They took the horses to a farm on the hillside across from our house. I remember we had to evacuate our home that night as the Honey Run bridge had collapsed. There was a large tree above the bridge and it was feared it might lodge against the bridge and cause the flood waters to divert down through the houses on Crosby Creek.
Our family and dog and other families went to the farm on the hill where our horses had been taken. The tree never did create a problem and we returned home after one night away. I also remember the helicopter crash very well. I was on my way up the hill to check on our horses when the helicopter flew over my head, having just come over the hill from the Almond Dam.
After a minute, the helicopter flew into electric wires just down the road less than half a mile from where I stood. I saw the helicopter and heard the loud explosion. Moments
later many from the neighborhood were rushing to the scene. My dad and brother arrived on the scene and the bodies had been covered up.
Later we learned that my dad had known one of the men killed in the crash. He had grown up not far from my dad's family in the
Prattsburg and my dad had also worked with him in the vineyards when they were young. About a year after the crash, the man's widow,
young son (age 7 or 8) and parents came to our home for a visit and to see where the crash had occurred.
Cheryl (Tillman) MastinWitness Of 1972 Flood
Tim (Deebs) and my uncle (Ernie Weyand) were the first to get there . If I remember correctly, half of Crosby Street went charging up that hill. I grew up on Flanagan Road, just oustside of town, off Crosby Creek. I will never forget that helicoptor hitting those wires. They bounced, then came down on 'em again. My Dad was helping my sister with her bike, they were facing the other way. I was pedaling like a bat out of hell, yelling to Dad. He thought I was kidding.

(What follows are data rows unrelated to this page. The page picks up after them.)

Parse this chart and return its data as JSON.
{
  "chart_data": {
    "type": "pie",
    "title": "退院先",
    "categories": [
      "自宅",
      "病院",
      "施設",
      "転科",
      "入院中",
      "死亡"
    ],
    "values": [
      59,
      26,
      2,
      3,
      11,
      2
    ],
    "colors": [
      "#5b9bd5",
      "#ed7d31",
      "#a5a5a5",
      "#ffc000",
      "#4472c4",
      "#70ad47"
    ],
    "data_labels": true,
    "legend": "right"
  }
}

The morning of the flood, Dad couldn't believe people were in trees, til the milk truck driver called to let us know that he couldn't get up to the farm, the road was gone.
My Mom and Dad went down with the backhoe and fixed the road enough for the milk truck to get through. The water had taken a huge sluice pipe out like it was nothing.
I took my kids to Corning Glass back in June, they still have the water level marked on the wall. They couldn't believe it. I was 7 years old when that flood hit, and I'll never forget it. Of course, none of the books talk about the rattle snakes that got washed down the river.....that was one wild two weeks.